Privacy protection for 3D point cloud classification based on an optical chaotic encryption scheme

Abstract

In allusion to the privacy and security problems in 3D point cloud classification, a novel privacy protection method for 3D point cloud classification based on optical chaotic encryption scheme is proposed and implemented in this paper for the first time. The mutually coupled spin-polarized vertical-cavity surface-emitting lasers (MC-SPVCSELs) subject to double optical feedback (DOF) are studied to generate optical chaos for permutation and diffusion encryption process of 3D point cloud. The nonlinear dynamics and complexity results demonstrate that the MC-SPVCSELs with DOF have high chaotic complexity and can provide tremendously large key space. All the test-sets of ModelNet40 dataset containing 40 object categories are encrypted and decrypted by the proposed scheme, and then the classification results of 40 object categories for original, encrypted, and decrypted 3D point cloud are entirely enumerated through the PointNet++. Intriguingly, the class accuracies of the encrypted point cloud are nearly all equal to 0.0000% except for the plant class with 100.0000%, indicating the encrypted point cloud cannot be classified and identified.
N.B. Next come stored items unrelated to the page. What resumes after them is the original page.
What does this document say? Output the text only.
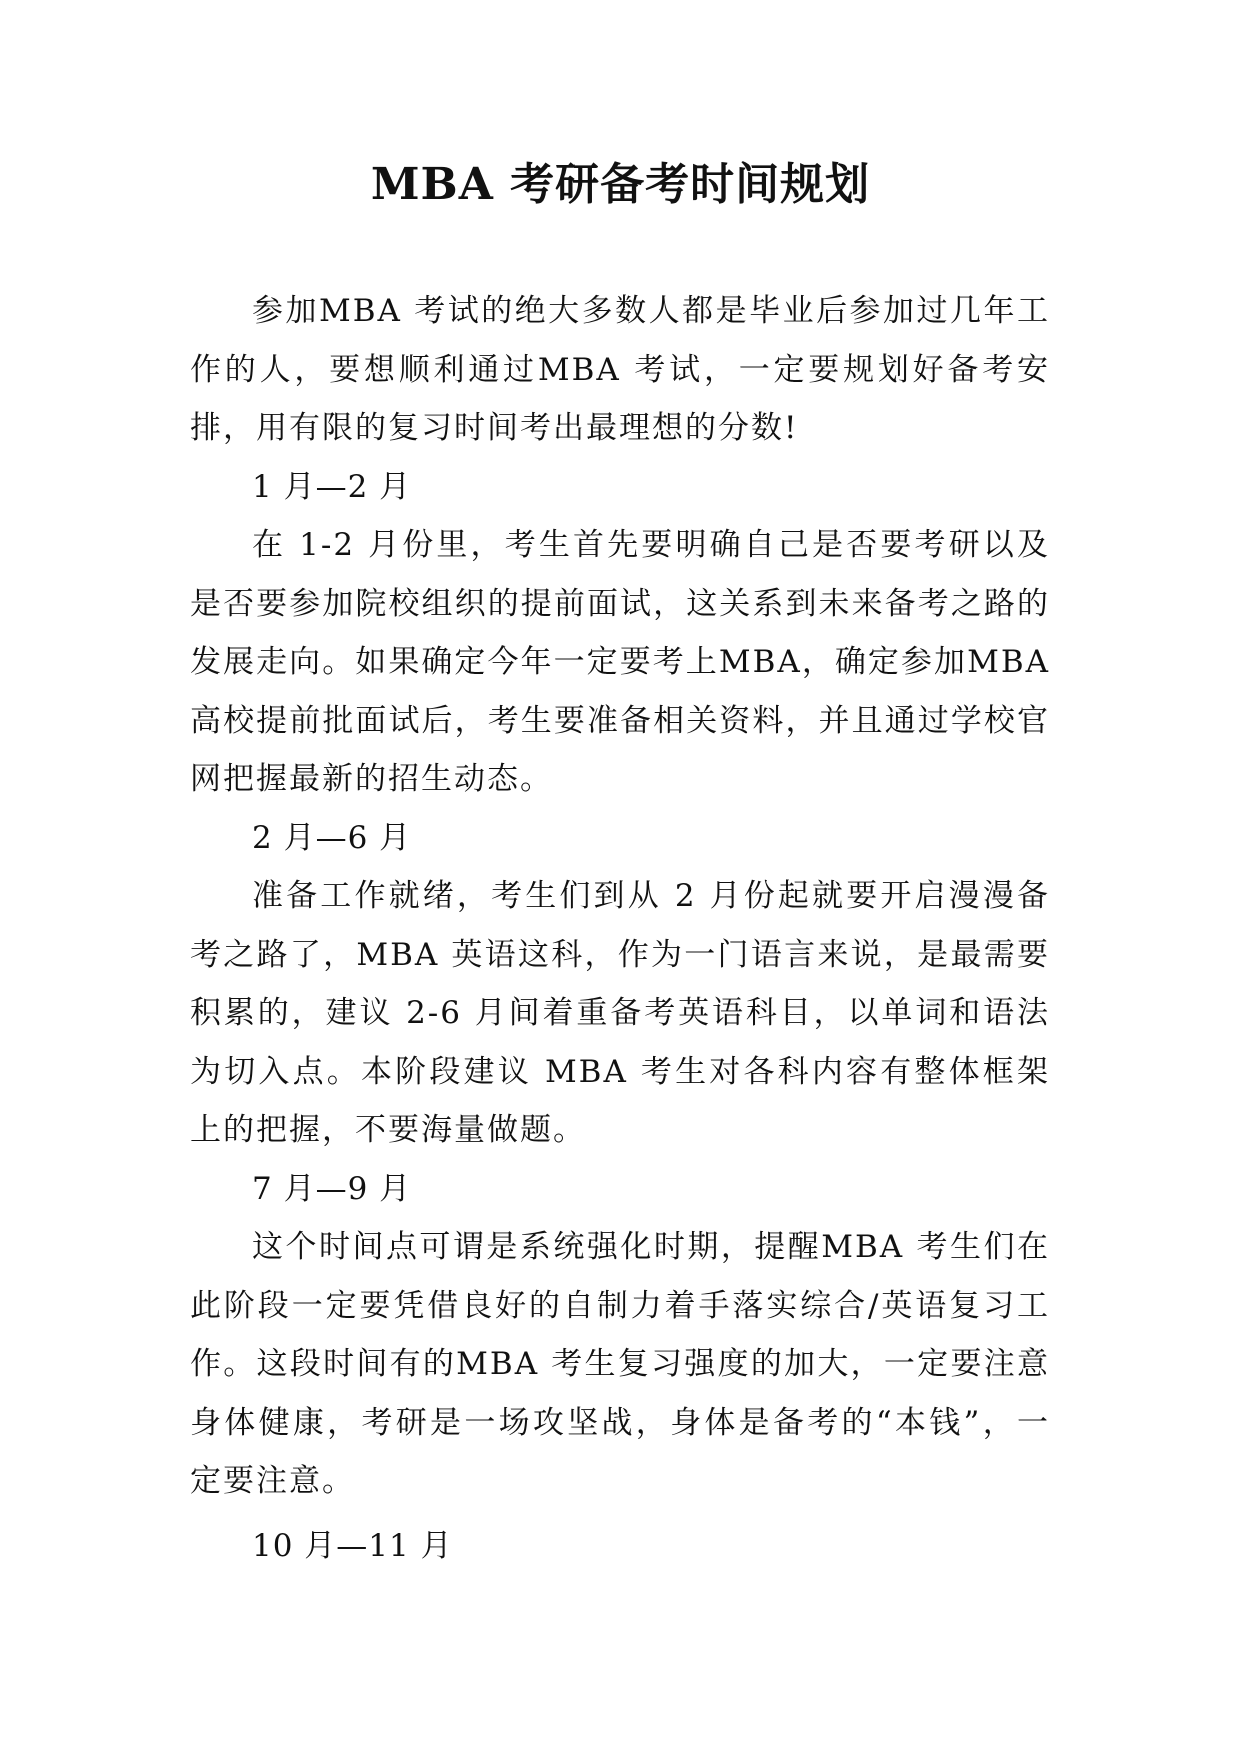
MBA 考研备考时间规划

参加MBA 考试的绝大多数人都是毕业后参加过几年工作的人，要想顺利通过MBA 考试，一定要规划好备考安排，用有限的复习时间考出最理想的分数!

1 月—2 月

在 1-2 月份里，考生首先要明确自己是否要考研以及是否要参加院校组织的提前面试，这关系到未来备考之路的发展走向。如果确定今年一定要考上MBA，确定参加MBA 高校提前批面试后，考生要准备相关资料，并且通过学校官网把握最新的招生动态。

2 月—6 月

准备工作就绪，考生们到从 2 月份起就要开启漫漫备考之路了，MBA 英语这科，作为一门语言来说，是最需要积累的，建议 2-6 月间着重备考英语科目，以单词和语法为切入点。本阶段建议 MBA 考生对各科内容有整体框架上的把握，不要海量做题。

7 月—9 月

这个时间点可谓是系统强化时期，提醒MBA 考生们在此阶段一定要凭借良好的自制力着手落实综合/英语复习工作。这段时间有的MBA 考生复习强度的加大，一定要注意身体健康，考研是一场攻坚战，身体是备考的“本钱”，一定要注意。

10 月—11 月
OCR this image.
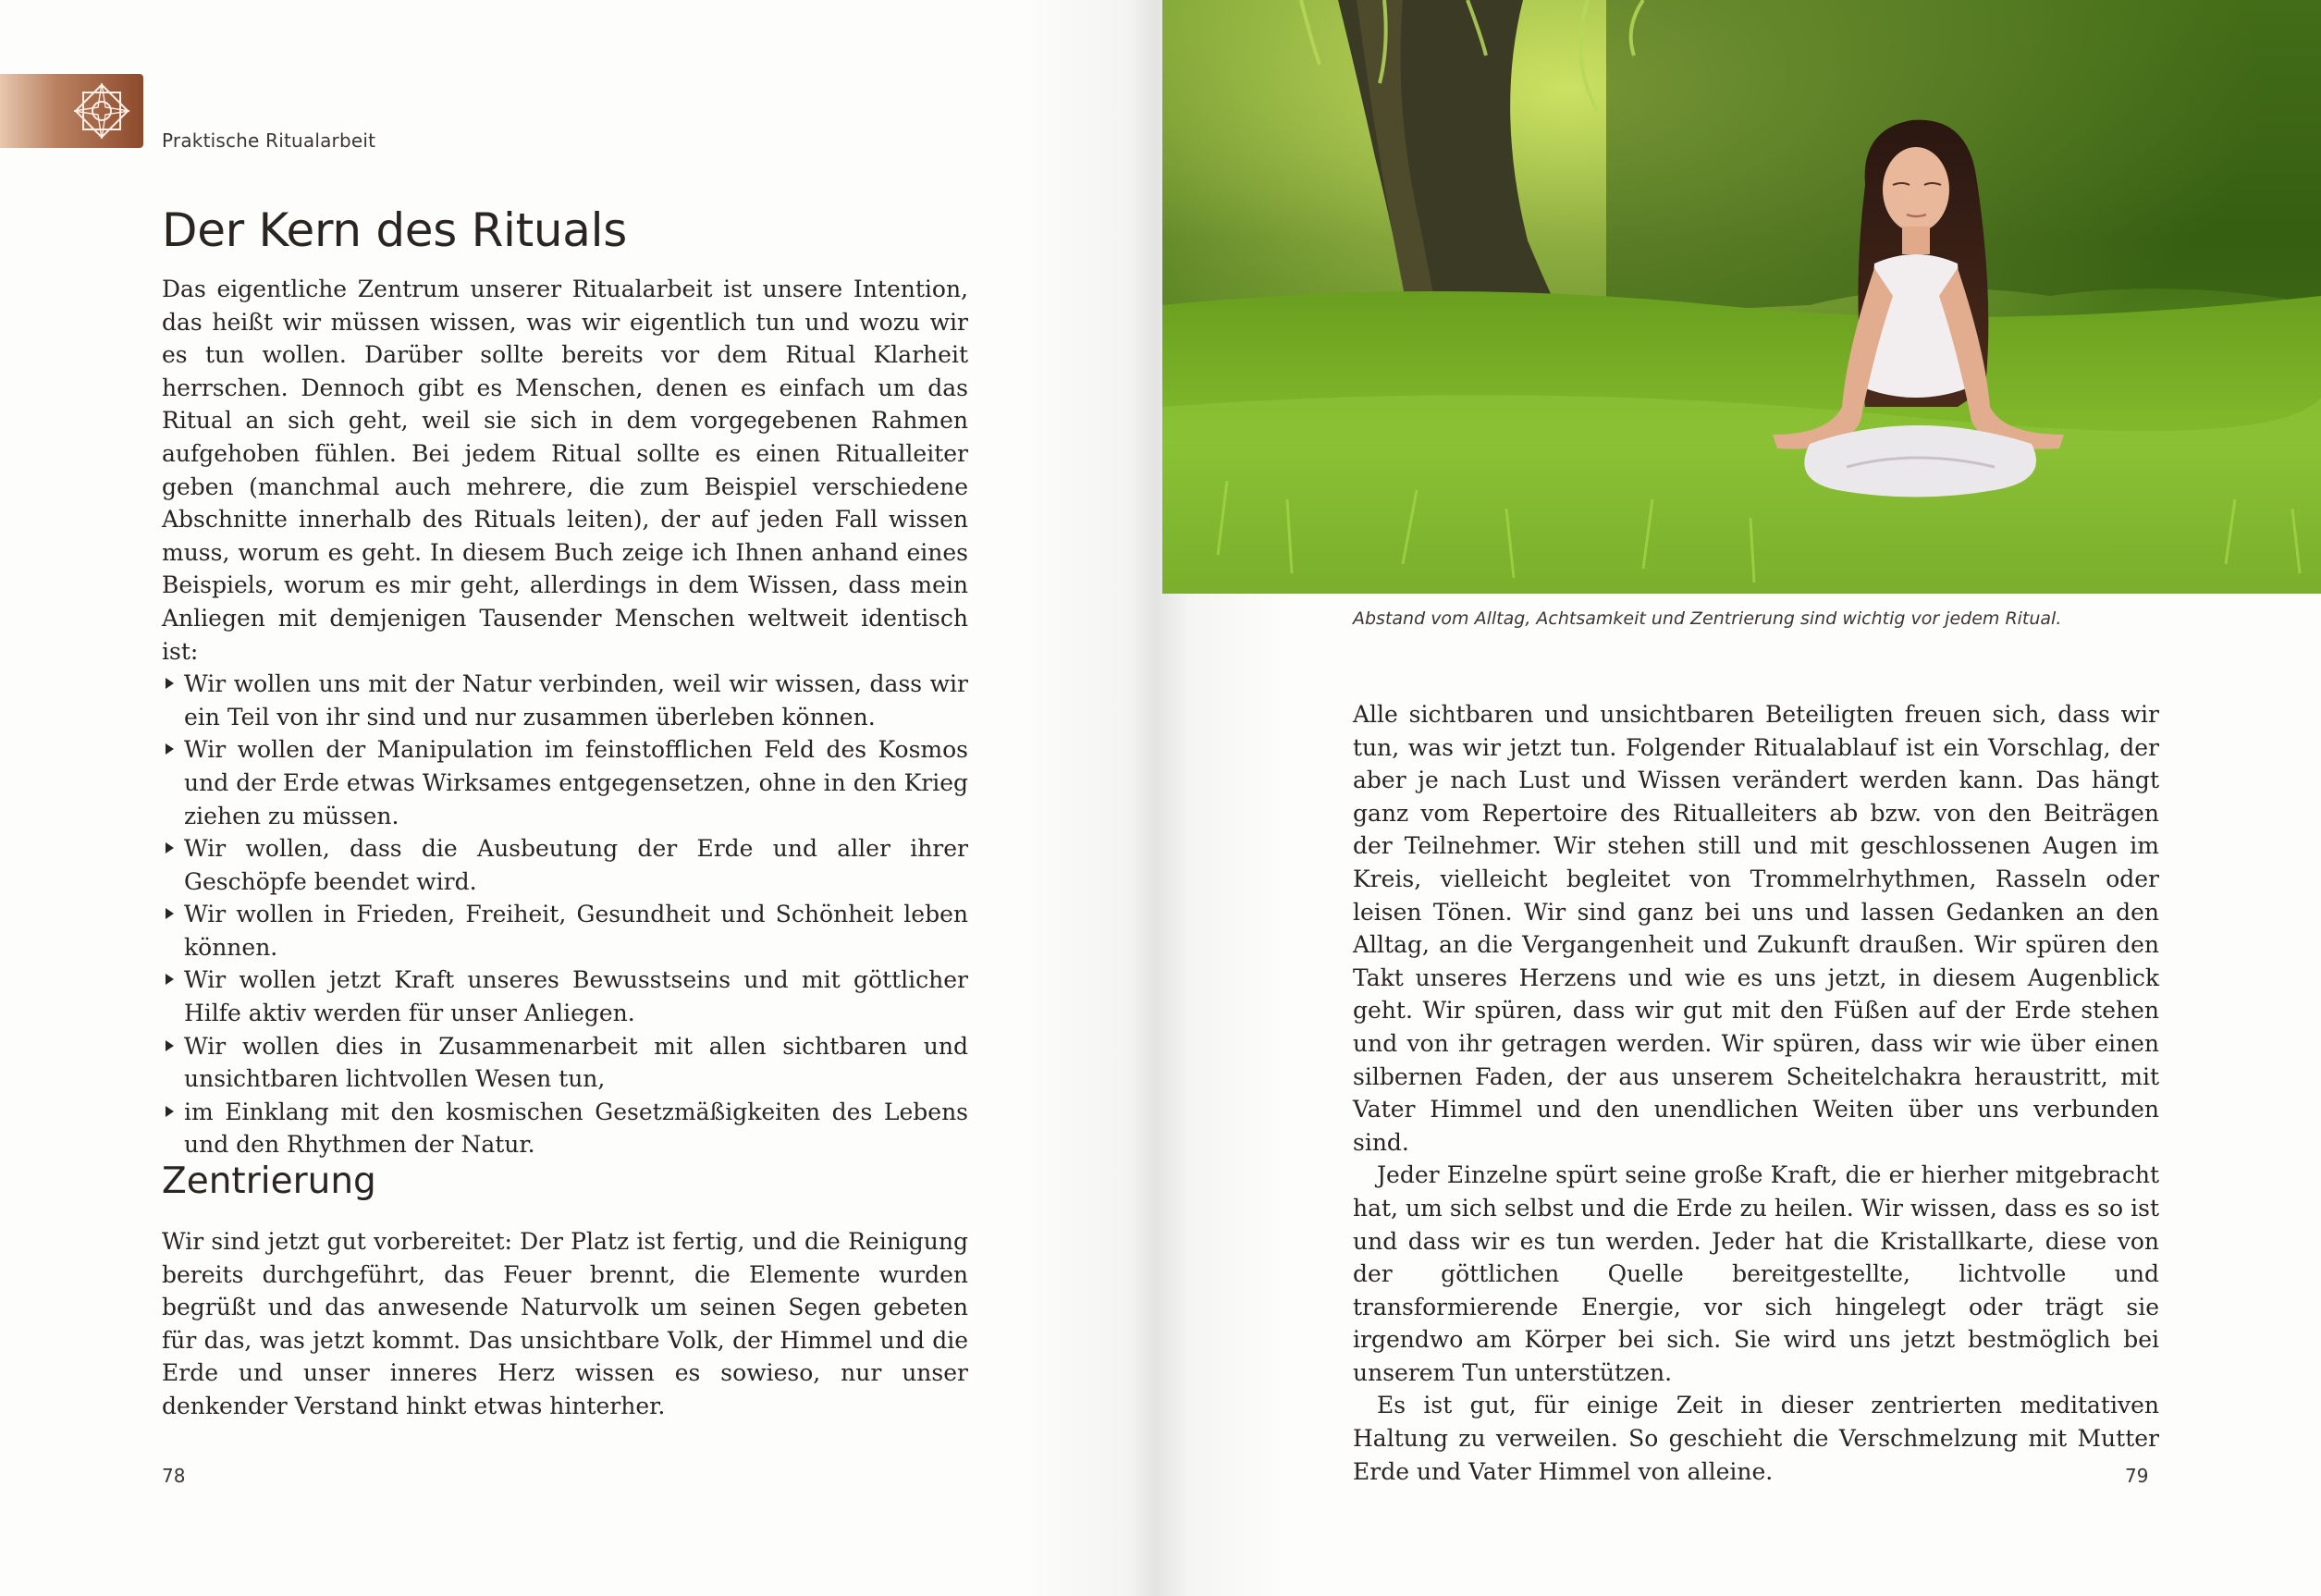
Praktische Ritualarbeit
Der Kern des Rituals

Das eigentliche Zentrum unserer Ritualarbeit ist unsere Intention, das heißt wir müssen wissen, was wir eigentlich tun und wozu wir es tun wollen. Darüber sollte bereits vor dem Ritual Klarheit herrschen. Dennoch gibt es Menschen, denen es einfach um das Ritual an sich geht, weil sie sich in dem vorgegebenen Rahmen aufgehoben fühlen. Bei jedem Ritual sollte es einen Ritualleiter geben (manchmal auch mehrere, die zum Beispiel verschiedene Abschnitte innerhalb des Rituals leiten), der auf jeden Fall wissen muss, worum es geht. In diesem Buch zeige ich Ihnen anhand eines Beispiels, worum es mir geht, allerdings in dem Wissen, dass mein Anliegen mit demjenigen Tausender Menschen weltweit identisch ist:

Wir wollen uns mit der Natur verbinden, weil wir wissen, dass wir ein Teil von ihr sind und nur zusammen überleben können.
Wir wollen der Manipulation im feinstofflichen Feld des Kosmos und der Erde etwas Wirksames entgegensetzen, ohne in den Krieg ziehen zu müssen.
Wir wollen, dass die Ausbeutung der Erde und aller ihrer Geschöpfe beendet wird.
Wir wollen in Frieden, Freiheit, Gesundheit und Schönheit leben können.
Wir wollen jetzt Kraft unseres Bewusstseins und mit göttlicher Hilfe aktiv werden für unser Anliegen.
Wir wollen dies in Zusammenarbeit mit allen sichtbaren und unsichtbaren lichtvollen Wesen tun,
im Einklang mit den kosmischen Gesetzmäßigkeiten des Lebens und den Rhythmen der Natur.
Zentrierung

Wir sind jetzt gut vorbereitet: Der Platz ist fertig, und die Reinigung bereits durchgeführt, das Feuer brennt, die Elemente wurden begrüßt und das anwesende Naturvolk um seinen Segen gebeten für das, was jetzt kommt. Das unsichtbare Volk, der Himmel und die Erde und unser inneres Herz wissen es sowieso, nur unser denkender Verstand hinkt etwas hinterher.

78
Abstand vom Alltag, Achtsamkeit und Zentrierung sind wichtig vor jedem Ritual.

Alle sichtbaren und unsichtbaren Beteiligten freuen sich, dass wir tun, was wir jetzt tun. Folgender Ritualablauf ist ein Vorschlag, der aber je nach Lust und Wissen verändert werden kann. Das hängt ganz vom Repertoire des Ritualleiters ab bzw. von den Beiträgen der Teilnehmer. Wir stehen still und mit geschlossenen Augen im Kreis, vielleicht begleitet von Trommelrhythmen, Rasseln oder leisen Tönen. Wir sind ganz bei uns und lassen Gedanken an den Alltag, an die Vergangenheit und Zukunft draußen. Wir spüren den Takt unseres Herzens und wie es uns jetzt, in diesem Augenblick geht. Wir spüren, dass wir gut mit den Füßen auf der Erde stehen und von ihr getragen werden. Wir spüren, dass wir wie über einen silbernen Faden, der aus unserem Scheitelchakra heraustritt, mit Vater Himmel und den unendlichen Weiten über uns verbunden sind.

Jeder Einzelne spürt seine große Kraft, die er hierher mitgebracht hat, um sich selbst und die Erde zu heilen. Wir wissen, dass es so ist und dass wir es tun werden. Jeder hat die Kristallkarte, diese von der göttlichen Quelle bereitgestellte, lichtvolle und transformierende Energie, vor sich hingelegt oder trägt sie irgendwo am Körper bei sich. Sie wird uns jetzt bestmöglich bei unserem Tun unterstützen.

Es ist gut, für einige Zeit in dieser zentrierten meditativen Haltung zu verweilen. So geschieht die Verschmelzung mit Mutter Erde und Vater Himmel von alleine.	79
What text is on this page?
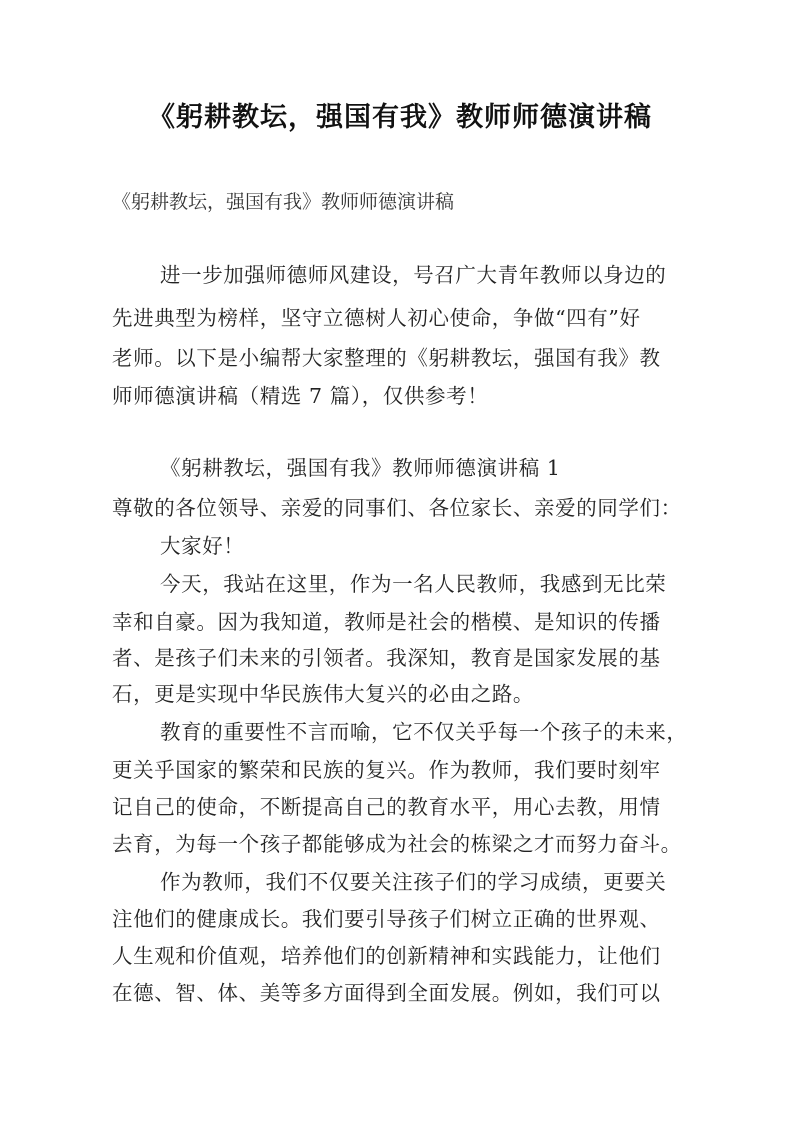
《躬耕教坛，强国有我》教师师德演讲稿
《躬耕教坛，强国有我》教师师德演讲稿
进一步加强师德师风建设，号召广大青年教师以身边的
先进典型为榜样，坚守立德树人初心使命，争做“四有”好
老师。以下是小编帮大家整理的《躬耕教坛，强国有我》教
师师德演讲稿（精选 7 篇），仅供参考！
《躬耕教坛，强国有我》教师师德演讲稿 1
尊敬的各位领导、亲爱的同事们、各位家长、亲爱的同学们：
大家好！
今天，我站在这里，作为一名人民教师，我感到无比荣
幸和自豪。因为我知道，教师是社会的楷模、是知识的传播
者、是孩子们未来的引领者。我深知，教育是国家发展的基
石，更是实现中华民族伟大复兴的必由之路。
教育的重要性不言而喻，它不仅关乎每一个孩子的未来，
更关乎国家的繁荣和民族的复兴。作为教师，我们要时刻牢
记自己的使命，不断提高自己的教育水平，用心去教，用情
去育，为每一个孩子都能够成为社会的栋梁之才而努力奋斗。
作为教师，我们不仅要关注孩子们的学习成绩，更要关
注他们的健康成长。我们要引导孩子们树立正确的世界观、
人生观和价值观，培养他们的创新精神和实践能力，让他们
在德、智、体、美等多方面得到全面发展。例如，我们可以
The decryption class accuracies are very close to the original class accuracies. Therefore, the classification results verify that the proposed privacy protection scheme is practically feasible and remarkably effective. Additionally, the encryption and decryption results show that the encrypted point cloud images are ambiguous and unrecognizable, while the decrypted point cloud images are identical to original images. Moreover, this paper improves the security analysis via analyzing 3D point cloud geometric features. Eventually, various security analysis results validate that the proposed privacy protection scheme has high security level and good privacy protection effect for 3D point cloud classification.